02:58 La discussion que j'ai eue avec mon père, c'était de lui dire
03:01 "si au dernier moment, tu peux fermer les yeux,
03:04 "moi, ça m'arrange."
03:05 Et pour vous dire à quel point on avait des discussions franches.
03:08 -Oui, Yannick Gast, alors, vous dites,
03:11 c'était un long processus de 11 mois,
03:14 mais le moment, quand même, la première fois qu'il vous a dit,
03:17 "j'aimerais me faire euthanasier en Belgique",
03:20 on rappelle qu'il y a quatre pays d'Europe
03:23 qui autorisent l'euthanasie encadrée,
03:27 c'est la Belgique, les Pays-Bas, le Luxembourg et l'Espagne.
03:30 Vous, en tant que fils, quand votre père vous annonce
03:33 la première fois "je veux me faire euthanasier",
03:35 votre réaction, c'est quoi ?
03:37 -Je ne suis pas surpris.
03:39 Au début, il disait la grève de la faim,
03:42 après, il a enchaîné là-dessus, il n'y a pas de surprise.
03:45 Il a dit "OK, on va t'accompagner,
03:47 "mais d'abord, on va voir s'il n'y a pas des possibilités
03:51 "de suivre... Est-ce qu'on peut faire des choses
03:56 "pour que tu retrouves tes jambes, tes bras,
03:58 "de suivre le processus ?"
04:00 On disait "OK, t'es OK là-dessus ?"
04:02 Au début, il n'était pas chaud, puis il a dit "OK, on va aller là-dessus".
04:06 Il ne voulait pas forcément rentrer à la maison,
04:09 c'était compliqué de s'imaginer le retour à la maison.
04:11 Avec ma sœur, on a insisté, on a dit "là, nous,
04:14 "on veut prouver, on veut montrer que c'est possible,
04:17 "la vie à la maison."
04:18 Donc il est rentré.
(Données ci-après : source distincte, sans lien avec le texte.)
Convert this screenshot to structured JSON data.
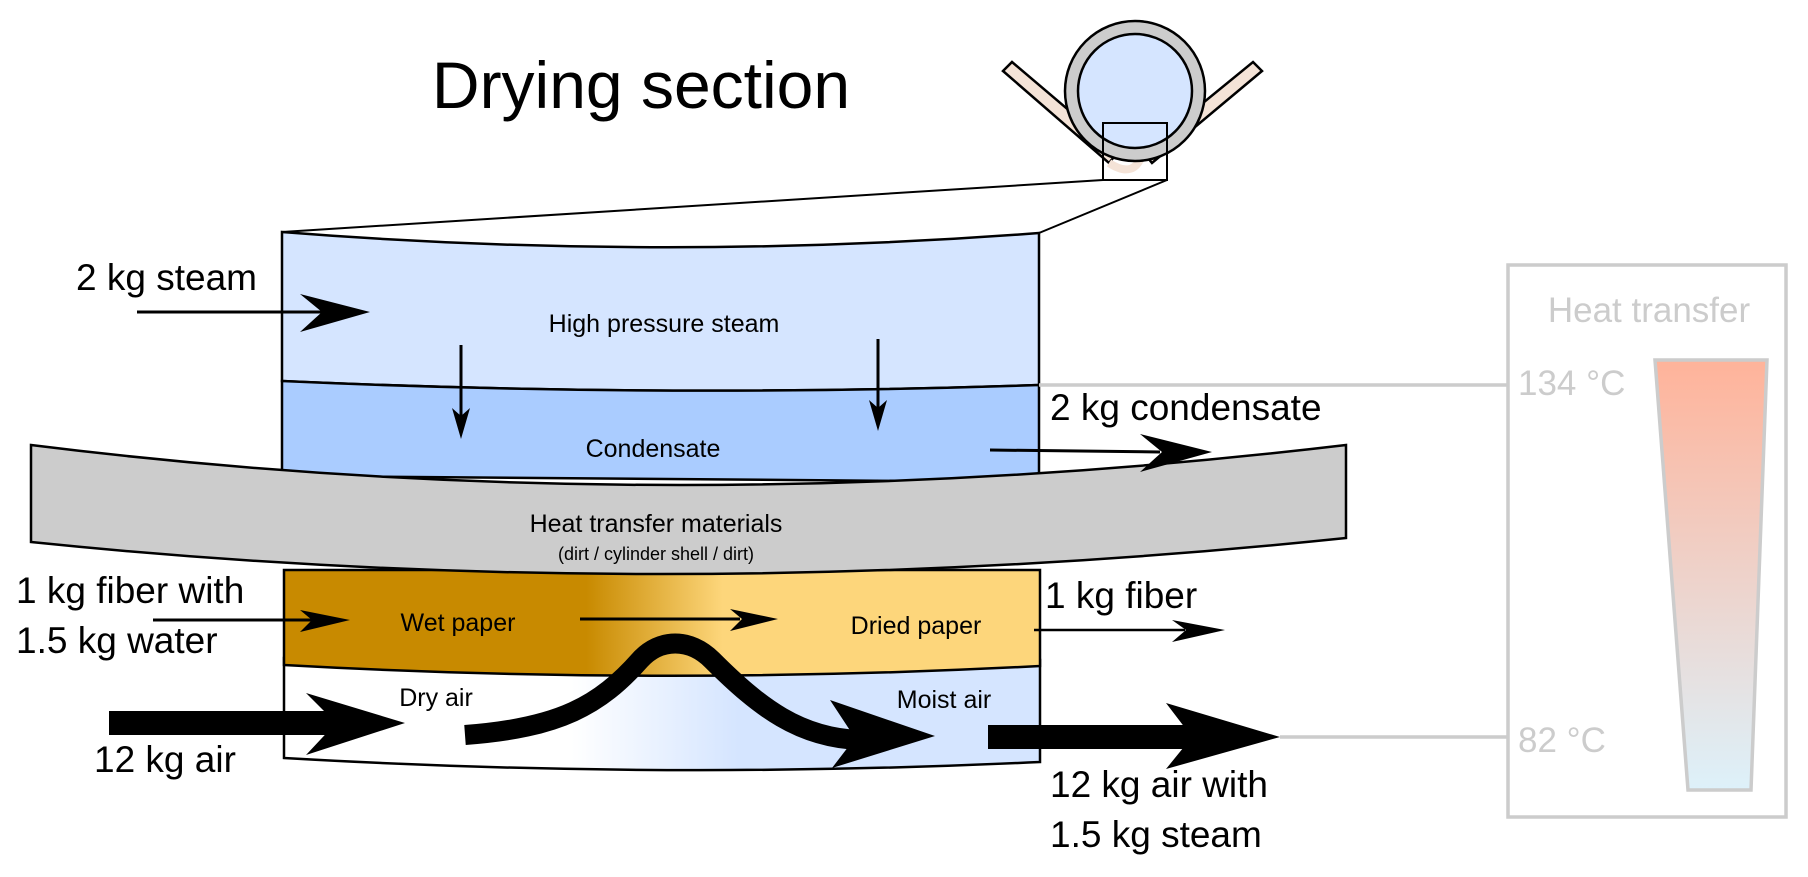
{
  "title": "Drying section",
  "layers": {
    "steam": "High pressure steam",
    "condensate": "Condensate",
    "heat_materials": "Heat transfer materials",
    "heat_materials_sub": "(dirt / cylinder shell / dirt)",
    "wet_paper": "Wet paper",
    "dried_paper": "Dried paper",
    "dry_air": "Dry air",
    "moist_air": "Moist air"
  },
  "flows": {
    "steam_in": "2 kg steam",
    "condensate_out": "2 kg condensate",
    "fiber_in_line1": "1 kg fiber with",
    "fiber_in_line2": "1.5 kg water",
    "fiber_out": "1 kg fiber",
    "air_in": "12 kg air",
    "air_out_line1": "12 kg air with",
    "air_out_line2": "1.5 kg steam"
  },
  "heat_panel": {
    "title": "Heat transfer",
    "temp_high": "134 °C",
    "temp_low": "82 °C"
  },
  "colors": {
    "steam_fill": "#d5e5ff",
    "condensate_fill": "#aaccff",
    "heat_material_fill": "#cccccc",
    "wet_paper_fill": "#c88a00",
    "dried_paper_fill": "#fdd67b",
    "moist_air_fill": "#d5e5ff",
    "panel_gray": "#cccccc",
    "gauge_hot": "#ffb39a",
    "gauge_cold": "#ddf1fa",
    "belt_fill": "#f4e3d7"
  }
}
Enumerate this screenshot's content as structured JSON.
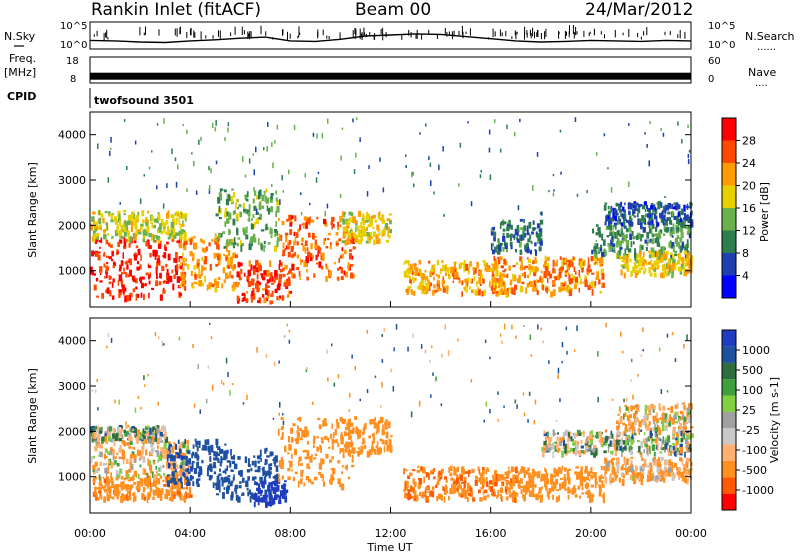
{
  "header": {
    "station": "Rankin Inlet (fitACF)",
    "beam": "Beam 00",
    "date": "24/Mar/2012"
  },
  "nsky_panel": {
    "left_label": "N.Sky",
    "right_label": "N.Search",
    "right_label_marker": "......",
    "left_ticks": [
      "10^5",
      "10^0"
    ],
    "right_ticks": [
      "10^5",
      "10^0"
    ]
  },
  "freq_panel": {
    "left_label_line1": "Freq.",
    "left_label_line2": "[MHz]",
    "right_label": "Nave",
    "right_label_marker": "....",
    "left_ticks": [
      "18",
      "8"
    ],
    "right_ticks": [
      "60",
      "0"
    ]
  },
  "cpid": {
    "label": "CPID",
    "program": "twofsound 3501"
  },
  "colors": {
    "frame": "#000000",
    "power_scale": [
      "#0000ff",
      "#1e3fb0",
      "#2e7d4f",
      "#6ab04c",
      "#e8d000",
      "#ff9a00",
      "#ff4a00",
      "#ff0000"
    ],
    "velocity_scale": [
      "#ff0000",
      "#ff5a00",
      "#ff9020",
      "#ffb070",
      "#c8c8c8",
      "#a0a0a0",
      "#80d040",
      "#40a040",
      "#2e6e3e",
      "#1e50a0",
      "#1e3cc0"
    ]
  },
  "chart_data": [
    {
      "type": "heatmap",
      "name": "power",
      "ylabel": "Slant Range [km]",
      "yticks": [
        "1000",
        "2000",
        "3000",
        "4000"
      ],
      "ylim": [
        200,
        4500
      ],
      "xlim": [
        0,
        24
      ],
      "colorbar_label": "Power [dB]",
      "colorbar_ticks": [
        "4",
        "8",
        "12",
        "16",
        "20",
        "24",
        "28"
      ],
      "colorbar_range": [
        0,
        32
      ],
      "bands": [
        {
          "t": [
            0.0,
            3.8
          ],
          "r": [
            400,
            1700
          ],
          "v": 29
        },
        {
          "t": [
            0.0,
            3.8
          ],
          "r": [
            1700,
            2300
          ],
          "v": 17
        },
        {
          "t": [
            3.5,
            5.8
          ],
          "r": [
            600,
            1800
          ],
          "v": 22
        },
        {
          "t": [
            5.0,
            7.5
          ],
          "r": [
            1500,
            2800
          ],
          "v": 13
        },
        {
          "t": [
            5.8,
            8.0
          ],
          "r": [
            300,
            1200
          ],
          "v": 27
        },
        {
          "t": [
            7.5,
            10.5
          ],
          "r": [
            800,
            2200
          ],
          "v": 25
        },
        {
          "t": [
            10.0,
            12.0
          ],
          "r": [
            1600,
            2300
          ],
          "v": 18
        },
        {
          "t": [
            12.5,
            16.5
          ],
          "r": [
            500,
            1200
          ],
          "v": 21
        },
        {
          "t": [
            16.0,
            20.5
          ],
          "r": [
            500,
            1300
          ],
          "v": 23
        },
        {
          "t": [
            16.0,
            18.0
          ],
          "r": [
            1400,
            2100
          ],
          "v": 9
        },
        {
          "t": [
            20.0,
            24.0
          ],
          "r": [
            1300,
            2000
          ],
          "v": 11
        },
        {
          "t": [
            21.0,
            24.0
          ],
          "r": [
            900,
            1400
          ],
          "v": 19
        },
        {
          "t": [
            20.5,
            24.0
          ],
          "r": [
            2000,
            2500
          ],
          "v": 7
        }
      ]
    },
    {
      "type": "heatmap",
      "name": "velocity",
      "ylabel": "Slant Range [km]",
      "yticks": [
        "1000",
        "2000",
        "3000",
        "4000"
      ],
      "ylim": [
        200,
        4500
      ],
      "xlim": [
        0,
        24
      ],
      "xlabel": "Time UT",
      "xticks": [
        "00:00",
        "04:00",
        "08:00",
        "12:00",
        "16:00",
        "20:00",
        "00:00"
      ],
      "colorbar_label": "Velocity [m s-1]",
      "colorbar_ticks": [
        "1000",
        "500",
        "100",
        "25",
        "-25",
        "-100",
        "-500",
        "-1000"
      ],
      "bands": [
        {
          "t": [
            0.0,
            4.0
          ],
          "r": [
            500,
            1000
          ],
          "v": -400
        },
        {
          "t": [
            0.0,
            4.0
          ],
          "r": [
            1000,
            1800
          ],
          "v": -80
        },
        {
          "t": [
            0.0,
            3.0
          ],
          "r": [
            1800,
            2100
          ],
          "v": 10
        },
        {
          "t": [
            3.0,
            5.5
          ],
          "r": [
            800,
            1800
          ],
          "v": 400
        },
        {
          "t": [
            5.0,
            7.5
          ],
          "r": [
            500,
            1600
          ],
          "v": 300
        },
        {
          "t": [
            6.5,
            7.8
          ],
          "r": [
            400,
            900
          ],
          "v": 900
        },
        {
          "t": [
            7.5,
            10.5
          ],
          "r": [
            800,
            2300
          ],
          "v": -350
        },
        {
          "t": [
            10.0,
            12.0
          ],
          "r": [
            1500,
            2300
          ],
          "v": -250
        },
        {
          "t": [
            12.5,
            17.0
          ],
          "r": [
            500,
            1200
          ],
          "v": -450
        },
        {
          "t": [
            16.5,
            20.5
          ],
          "r": [
            500,
            1200
          ],
          "v": -300
        },
        {
          "t": [
            18.0,
            24.0
          ],
          "r": [
            1500,
            2000
          ],
          "v": 0
        },
        {
          "t": [
            20.5,
            24.0
          ],
          "r": [
            900,
            1400
          ],
          "v": -120
        },
        {
          "t": [
            21.0,
            24.0
          ],
          "r": [
            2000,
            2600
          ],
          "v": -80
        }
      ]
    },
    {
      "type": "line",
      "name": "nsky",
      "x": [
        0,
        1,
        2,
        3,
        4,
        5,
        6,
        7,
        8,
        9,
        10,
        11,
        12,
        13,
        14,
        15,
        16,
        17,
        18,
        19,
        20,
        21,
        22,
        23,
        24
      ],
      "values": [
        1.6,
        1.5,
        1.3,
        1.2,
        1.5,
        1.7,
        2.0,
        2.2,
        1.5,
        1.4,
        1.8,
        2.4,
        2.6,
        2.8,
        2.7,
        2.3,
        1.9,
        1.5,
        1.3,
        1.4,
        1.6,
        1.5,
        1.4,
        1.6,
        1.5
      ],
      "ylim": [
        0,
        5
      ]
    },
    {
      "type": "bar",
      "name": "frequency",
      "x": [
        0,
        24
      ],
      "values": [
        10.8,
        10.8
      ],
      "ylim": [
        8,
        18
      ]
    }
  ]
}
A titre perso, je lui ai vraiment dit
04:21 "les yeux dans les yeux, si tu veux continuer comme ça,
04:24 "y a pas de problème."
04:26 Je m'arrange avec le boulot, c'est pas ma vie.
04:28 Il faut trouver de l'argent, y a pas de problème,
04:31 on en trouvera toujours.
04:32 On peut avoir même loué un gros camping-car,
04:35 aller sur la côte, aller des endroits, faire du surf,
04:38 il est là, il est d'un camping-car,
04:40 après, on change d'endroit...
04:42 Il y avait des choses à imaginer pour lui dire
04:45 qu'il n'était pas un poids pour nous.
04:47 C'est important aussi de dire ça à des proches
04:51 qui vont mourir, en tout cas, ça l'était.
04:54 Donc de lui dire "c'est possible de vivre comme ça,
04:57 "il a eu des visites, des gens..."
04:59 Nous, dans nos petits villages, chacun connaît tout le monde.
05:02 Donc il y a vraiment une solidarité.
05:04 Il y avait un groupe d'une centaine de personnes,
05:07 il a eu des visites tous les jours.
05:09 Il y a eu 10 jours en 11 mois où il n'a pas été visité.
05:12 Il y avait un élan, donc on s'habitue.